The spat came as relations between the powers lie frozen at levels not seen since the Cold War over the conflicts in Ukraine and Syria and accusations that Moscow interfered in the US presidential election in 2016. Kelly mentioned Russia's hack of the Democratic National Committee in the summer of 2016, as well its use of bot-operated accounts to spread intentionally false stories disguised as news on social media, and sow discord throughout the election.

Kelly then touched on a few facets of Russia's meddling, which the USA intelligence community said was done specifically on orders from the Kremlin itself.

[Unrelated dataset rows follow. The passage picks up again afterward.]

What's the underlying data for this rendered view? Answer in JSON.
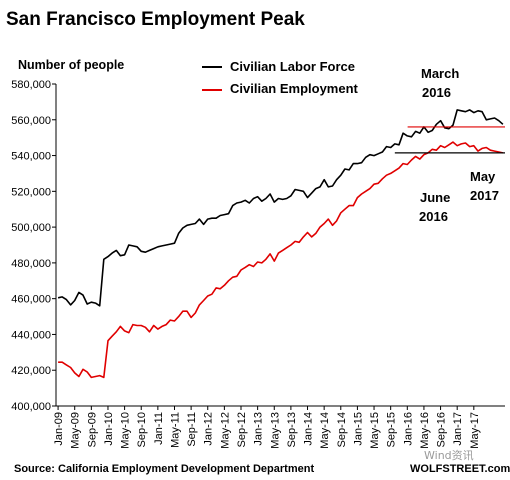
{
  "chart_data": {
    "type": "line",
    "title": "San Francisco Employment Peak",
    "ylabel": "Number of people",
    "source": "Source: California Employment Development Department",
    "brand": "WOLFSTREET.com",
    "watermark": "Wind资讯",
    "ylim": [
      400000,
      580000
    ],
    "yticks": [
      400000,
      420000,
      440000,
      460000,
      480000,
      500000,
      520000,
      540000,
      560000,
      580000
    ],
    "ytick_labels": [
      "400,000",
      "420,000",
      "440,000",
      "460,000",
      "480,000",
      "500,000",
      "520,000",
      "540,000",
      "560,000",
      "580,000"
    ],
    "x_start": "Jan-09",
    "x_tick_labels": [
      "Jan-09",
      "May-09",
      "Sep-09",
      "Jan-10",
      "May-10",
      "Sep-10",
      "Jan-11",
      "May-11",
      "Sep-11",
      "Jan-12",
      "May-12",
      "Sep-12",
      "Jan-13",
      "May-13",
      "Sep-13",
      "Jan-14",
      "May-14",
      "Sep-14",
      "Jan-15",
      "May-15",
      "Sep-15",
      "Jan-16",
      "May-16",
      "Sep-16",
      "Jan-17",
      "May-17"
    ],
    "grid": false,
    "legend_position": "top",
    "series": [
      {
        "name": "Civilian Labor Force",
        "color": "#000000",
        "values": [
          460500,
          461000,
          459500,
          456500,
          459000,
          463500,
          462000,
          457000,
          458000,
          457500,
          456000,
          482000,
          483500,
          485500,
          487000,
          484000,
          484500,
          490000,
          489500,
          489000,
          486500,
          486000,
          487000,
          488000,
          489000,
          489500,
          490000,
          490500,
          491000,
          496500,
          499500,
          501000,
          501500,
          502000,
          504500,
          501500,
          504500,
          505000,
          505000,
          506500,
          507000,
          507500,
          512000,
          513500,
          514000,
          515000,
          513500,
          516000,
          517000,
          514500,
          516000,
          518500,
          514000,
          516000,
          515500,
          516000,
          517500,
          521000,
          520500,
          520000,
          516500,
          519000,
          521500,
          522500,
          526500,
          522500,
          523000,
          526500,
          529000,
          532500,
          532000,
          535500,
          535500,
          536000,
          539000,
          540500,
          540000,
          541000,
          542000,
          545000,
          544500,
          546500,
          546000,
          552500,
          551000,
          550500,
          553500,
          552500,
          556000,
          553000,
          554000,
          557500,
          559500,
          555500,
          555000,
          557000,
          565500,
          565000,
          564500,
          565500,
          564000,
          565000,
          564500,
          560000,
          560500,
          561000,
          559500,
          557500
        ],
        "annotations": [
          {
            "label_lines": [
              "March",
              "2016"
            ]
          },
          {
            "label_lines": [
              "May",
              "2017"
            ]
          }
        ]
      },
      {
        "name": "Civilian Employment",
        "color": "#e00000",
        "values": [
          424500,
          424500,
          423000,
          421500,
          418500,
          416500,
          420500,
          419000,
          416000,
          416500,
          417000,
          416000,
          436500,
          439000,
          441500,
          444500,
          442000,
          441000,
          445500,
          445000,
          445000,
          444000,
          441500,
          445000,
          443000,
          444500,
          445500,
          448000,
          447500,
          450000,
          453000,
          453000,
          449500,
          452000,
          456500,
          459000,
          461500,
          462500,
          466000,
          465500,
          467500,
          470000,
          472000,
          472500,
          476000,
          477500,
          479000,
          478000,
          480500,
          480000,
          482000,
          485000,
          481000,
          485500,
          487000,
          488500,
          490000,
          492000,
          491500,
          494500,
          497000,
          494500,
          496500,
          500000,
          502000,
          504500,
          501000,
          503500,
          508000,
          510000,
          512000,
          512000,
          516500,
          518500,
          520000,
          521500,
          524000,
          524500,
          527000,
          529000,
          530000,
          531500,
          533000,
          535500,
          535000,
          537500,
          539500,
          538000,
          540500,
          541500,
          543500,
          543000,
          545500,
          544500,
          546000,
          547500,
          545500,
          546500,
          547000,
          545000,
          545500,
          542500,
          544000,
          544500,
          543000,
          542500,
          542000,
          541500
        ],
        "annotations": [
          {
            "label_lines": [
              "June",
              "2016"
            ]
          }
        ]
      }
    ]
  }
}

Nevertheless, he promised that the individuals would never be sent to the United States.

In particular, the Russian government is more willing to use "cyber proxies" like hackers and criminal groups that operate outside of the government, said Paulo Shakarian, the CEO of the cybersecurity threat intelligence firm CYR3CON. Rather, according to one USA official, the policy will more discretely look at ways the United States can better deal with burgeoning missile threats from Russian Federation and China in regional theaters such as Europe and Asia, where the two countries' systems have alarmed the American military.

"Let them just not talk to the press", he said.

While U.S. missile defenses are unlikely ever to be enough to counter a Russian attack, the military and the defense industry have convinced Putin "that this threat does exist and you need to throw all efforts and resources on eliminating it", said Vladimir Frolov, a former Russian diplomat and lawmaker who's now a foreign policy analyst. "We'll be prepared to look at them and talk about it", he said.

"That would be great", Kelly replied.

But then, when he was asked whether these people could be extradited to the United States, the Russian leader stressed: "Never". Still, "it's not important if Putin was bluffing", said Golts.

White House spokeswoman Sarah Sanders made the allegation on Thursday after President Vladimir Putin announced an array of new nuclear weapons, saying they could hit nearly any point in the world and evade a US -built missile shield.

Russia's embassy to the United States of America issued a separate statement, pointing out that the Sarmat missile Putin showcased is within the provisions of the 1982 INF treaty.

But when Kelly asked whether Putin would extradite the accused if evidence backs up the Mueller indictment, Putin said he would not. He's referring to a provision in Russia's constitution that prohibits extraditing Russian citizens to other states.